Au Sénégal par exemple, chaque matin les gens se procurent les journaux pour avoir l’information du jour. En Côte D’Ivoire et dans les autres pays c’est pareil. Ce sont des journaux tirés à environ 300 000 exemplaires par jour. Mais chez nous le manque d’imprimerie propre à nous, nous oblige à payer des privés pour nos impressions malgré la teneur du budget qu’on a.
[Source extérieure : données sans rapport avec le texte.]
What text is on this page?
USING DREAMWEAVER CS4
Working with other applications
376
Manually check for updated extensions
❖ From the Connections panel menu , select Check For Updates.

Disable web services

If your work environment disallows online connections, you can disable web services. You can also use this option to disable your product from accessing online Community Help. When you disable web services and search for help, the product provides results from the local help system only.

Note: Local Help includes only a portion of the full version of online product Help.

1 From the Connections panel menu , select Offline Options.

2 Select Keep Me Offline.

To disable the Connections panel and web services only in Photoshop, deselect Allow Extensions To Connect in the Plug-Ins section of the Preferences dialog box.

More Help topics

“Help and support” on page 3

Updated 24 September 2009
Alors tout ça, c’est pour vous dire que réellement on a des problèmes.
Conjointement, partout où nous sommes allés avec le chef de l’Etat, que ça soit en Russie, aux Etats-Unis, au Japon, en Chine, ils nous ont toujours remis des journaux de l’Etat pour nous permettre de connaître les lieux. Ça c’est possible en Guinée aussi.
Pour conclure, je rappelle une fois encore qu’on est soucieux de l’avenir de notre direction et nous exhortons le chef de l’Etat, le Pr Alpha Condé, le premier Ministre Dr Kassory Fofana et le ministre de l’information et de la communication M. Amara Somparé à nous venir en aide afin que nous puissions trouver une solution idoine pour la bonne marche de cet organe, qui est un symbole de notre nation».